If that’s not enough, Tracy’s brother Jamal is now also accused of murder. Tracy stumbled across Jamal fooling around with Angela, a white schoolmate whose official boyfriend is the redneck sheriff’s hotheaded son. Soon thereafter, Angela turns up dead and Jamal is suspected because before she died, Angela called 911 and the operator heard Angela cry out Jamal’s name.

Set in coastal Texas, THIS IS MY AMERICA is a superb white-knuckle, double-murder mystery for ages 12 and up. It’s a tale of black and white in a world of white separatist hate and violence.

After writing to the Innocence X project weekly for seven years, Tracy has finally persuaded the legal organization to examine her father’s case. The tension ratchets up a couple more notches when young attorney Steve Jones arrives in town and seeks to prove that James Beaumont was wrongfully convicted.

Tracy has one more important interaction with issues of color: She’s long been best friends with Dean, a white boy who now longs to be more than friends. Meanwhile, there’s Quincy Ridges, son of the late Mr. Ridges. Before Quincy’s father was killed by the police, Tracy and Quincy had been inseparable childhood friends. Since the police shooting, Quincy’s relationship with Tracy has never been the same, but they retain a special connection. Tracy needs to navigate her feelings for the two boys.

Can the Innocence X’s young, crackerjack lawyer Steve Jones pull off a miracle? Can Tracy’s father and brother survive their ordeals? Who really killed the Davidsons and Angela, and why?

I oppose capital punishment. Even in the extreme cases of Mark David Chapman, who stole John Lennon from an entire generation, and James Earl Ray, who deprived the world of Martin Luther King, Jr., I have never wished to have the government kill murderers as a punishment for what they did.

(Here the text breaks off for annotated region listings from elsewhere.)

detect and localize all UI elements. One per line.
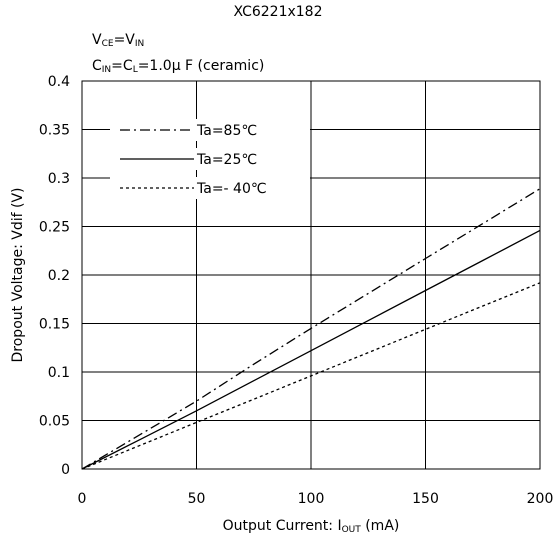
y-tick-label: 0 <box>61 462 70 478</box>
series-line <box>81 229 541 470</box>
y-tick-label: 0.35 <box>39 123 70 139</box>
x-tick-label: 0 <box>78 491 87 507</box>
y-tick-label: 0.4 <box>48 74 70 90</box>
y-tick-label: 0.3 <box>48 171 70 187</box>
legend-entry-bg <box>110 119 310 141</box>
series-line <box>81 282 541 470</box>
legend-entry-bg <box>110 148 310 170</box>
legend-label: Ta=- 40℃ <box>196 181 267 197</box>
x-tick-label: 100 <box>298 491 325 507</box>
series-group <box>81 188 541 470</box>
y-tick-label: 0.2 <box>48 268 70 284</box>
condition-capacitance: CIN=CL=1.0μ F (ceramic) <box>92 58 265 75</box>
y-tick-label: 0.1 <box>48 365 70 381</box>
grid-lines <box>82 81 540 469</box>
condition-voltage: VCE=VIN <box>92 32 145 49</box>
legend-label: Ta=85℃ <box>196 123 257 139</box>
chart-title: XC6221x182 <box>233 4 323 20</box>
x-axis-label: Output Current: IOUT (mA) <box>222 518 400 535</box>
x-tick-label: 200 <box>527 491 554 507</box>
legend-label: Ta=25℃ <box>196 152 257 168</box>
y-tick-label: 0.15 <box>39 317 70 333</box>
plot-frame <box>81 80 541 470</box>
y-tick-label: 0.25 <box>39 220 70 236</box>
y-axis-label: Dropout Voltage: Vdif (V) <box>10 188 26 363</box>
y-tick-label: 0.05 <box>39 414 70 430</box>
series-line <box>81 188 541 470</box>
legend: Ta=85℃ Ta=25℃ Ta=- 40℃ <box>110 119 310 199</box>
x-tick-label: 50 <box>188 491 206 507</box>
x-tick-label: 150 <box>412 491 439 507</box>
legend-entry-bg <box>110 177 310 199</box>
tick-labels: 0 50 100 150 200 0 0.05 0.1 0.15 0.2 0.25 0.3 0.35 0.… <box>39 74 554 507</box>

Taking a murderer’s life doesn’t bring back the murder victim. It just takes away someone else. t urge readers to consider the statistics that Kim Johnson includes in her Author’s Note:

“Lynchings and capital punishment draw many comparisons as inhumane and unequal treatment largely applied on the basis of race. As of April 1, 2019, there were 2,637 inmates in prison who had been sentenced to death, across thirty-two states. African Americans make up about 13 percent of the US population, but are 42 percent of the people on death row. It’s important to acknowledge that, nationally, 95 percent of prosecutors are white…”

The nightmare news stories that inspired the Black Lives Matter movement come alive in this fictional but heartbreakingly, all-too-real tale of life in Black America. As with lynching, capital punishment should have ended a long time ago. It kills me that there still aren’t enough Americans of conscience raising their voices against it.

THIS IS MY AMERICA is a story that illustrates what can happen when people group themselves by skin color, look out only for their own, and shrug their shoulders at injustice. It also shows how a young person, one with sufficient persistence and tenacity, can save a life.